Melanie Gideon’s A Slippery Year is one of my personal favorite memoirs. It also stayed on the New York Times’ top ten best-seller list for many weeks, and received rave reviews from NPR, NY Post, San Francisco Chronicle, New Yorker’s Book Bench, Christian Science Monitor, San Francisco Magazine, Elle, Kirkus, Booklist, BookPage and others.
I asked Melanie what advice she’d give aspiring writers on HubPages, and here are her answers. Thanks Melanie!
1. Expect rejection. A good rule of thumb is 33% of people will love your work, 33% will hate it (unfortunately these people tend to be the most vocal and always on the internet) and 34% won’t care.
2. Don’t give up. If an idea doesn’t work, toss it and dream up a new one.

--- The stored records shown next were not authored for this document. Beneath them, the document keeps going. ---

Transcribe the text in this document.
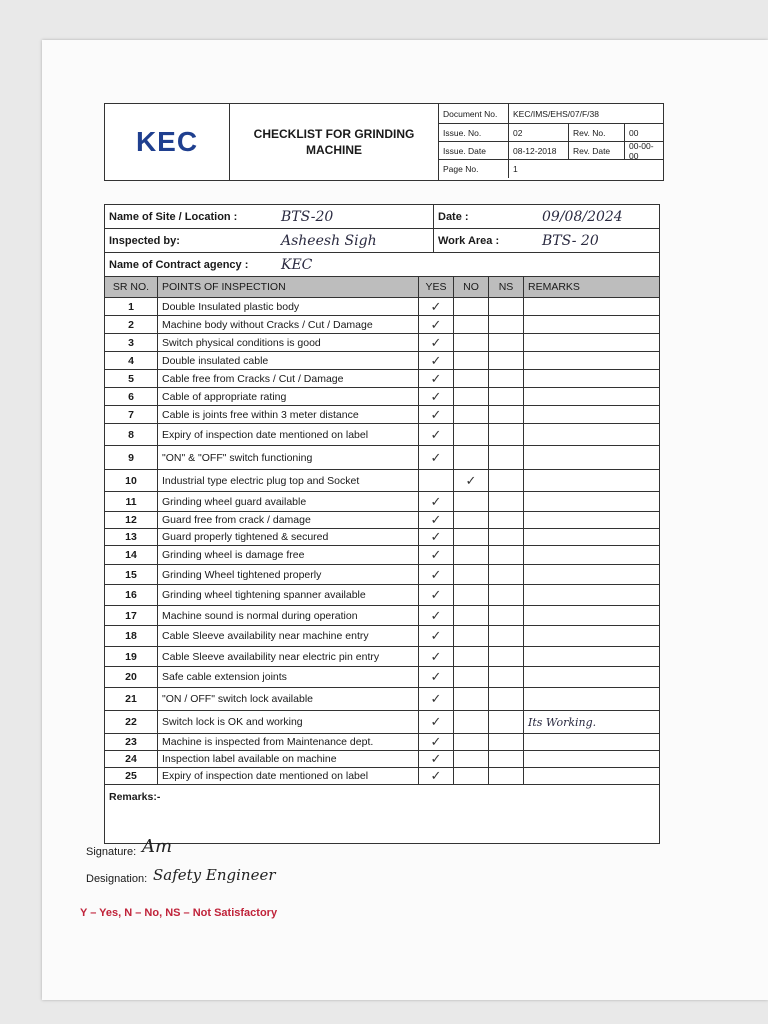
KEC	CHECKLIST FOR GRINDING
MACHINE
Document No.	KEC/IMS/EHS/07/F/38
Issue. No.	02	Rev. No.	00
Issue. Date	08-12-2018	Rev. Date	00-00-00
Page No.	1
Name of Site / Location :	BTS-20	Date :	09/08/2024
Inspected by:	Asheesh Sigh	Work Area :	BTS- 20
Name of Contract agency :	KEC
SR NO.	POINTS OF INSPECTION	YES	NO	NS	REMARKS
1	Double Insulated plastic body	✓			
2	Machine body without Cracks / Cut / Damage	✓			
3	Switch physical conditions is good	✓			
4	Double insulated cable	✓			
5	Cable free from Cracks / Cut / Damage	✓			
6	Cable of appropriate rating	✓			
7	Cable is joints free within 3 meter distance	✓			
8	Expiry of inspection date mentioned on label	✓			
9	"ON" & "OFF" switch functioning	✓			
10	Industrial type electric plug top and Socket		✓		
11	Grinding wheel guard available	✓			
12	Guard free from crack / damage	✓			
13	Guard properly tightened & secured	✓			
14	Grinding wheel is damage free	✓			
15	Grinding Wheel tightened properly	✓			
16	Grinding wheel tightening spanner available	✓			
17	Machine sound is normal during operation	✓			
18	Cable Sleeve availability near machine entry	✓			
19	Cable Sleeve availability near electric pin entry	✓			
20	Safe cable extension joints	✓			
21	"ON / OFF" switch lock available	✓			
22	Switch lock is OK and working	✓			Its Working.
23	Machine is inspected from Maintenance dept.	✓			
24	Inspection label available on machine	✓			
25	Expiry of inspection date mentioned on label	✓			
Remarks:-
Signature: Am
Designation: Safety Engineer
Y – Yes, N – No, NS – Not Satisfactory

3. Get feedback and get it early on. I like to work with an editor as I’m writing.
4. Ask yourself if you’re an outliner or a find-the-story-as-you-go-along kind of writer. I outline quite extensively. Many writers don’t, but outlining works for me, for both my non-fiction and fiction. The point is you either have to do the heavy structural lifting on the front end or the back. I like the security of having a roadmap.
5. When your book is published you must separate from it. It will have its own fate out there in the world, and most of that fate is out of your control: how people respond to it; what kinds of reviews you get, if you are reviewed at all, etc. The best advice I was given was imagine your book is a boat. Carry it to the shoreline, launch it, then wave goodbye. The worst thing you can is jump in the water and dog paddle after it. As tempting as it may be to do just that (because who knows if it will sink or swim, find a stiff wind, or founder in dead calm) you must. Your sanity depends on it.
6. One more. Stop Googling yourself. It can only lead to heartbreak.
Thank you for the sage advice 🙂
This is a wise piece of advice, “When your book is published you must separate from it.” I suppose it is like letting go of a beloved child, at least the first couple of books. And I love the Stop Googling Yourself statement. Many people do that already to their disappointment. Thanks for an interesting and informative interview.
Oh, that last tip. I do that a lot. Almost everyday. I’m just scared of what other people may be writing about me online. Guess, I’ll have to do it less often these days.
Thanks for the tips. An I’ll see if I can get a hold of the memoir as well.
Cheers.
Great interview with some useful tips. I liked the expect rejection statistics as it puts things into perspective. There will always be people who fall into the 3 categories, regardless of how well something is written.
I also loved the analogy of launching a boat and then letting it ride out to its own fate.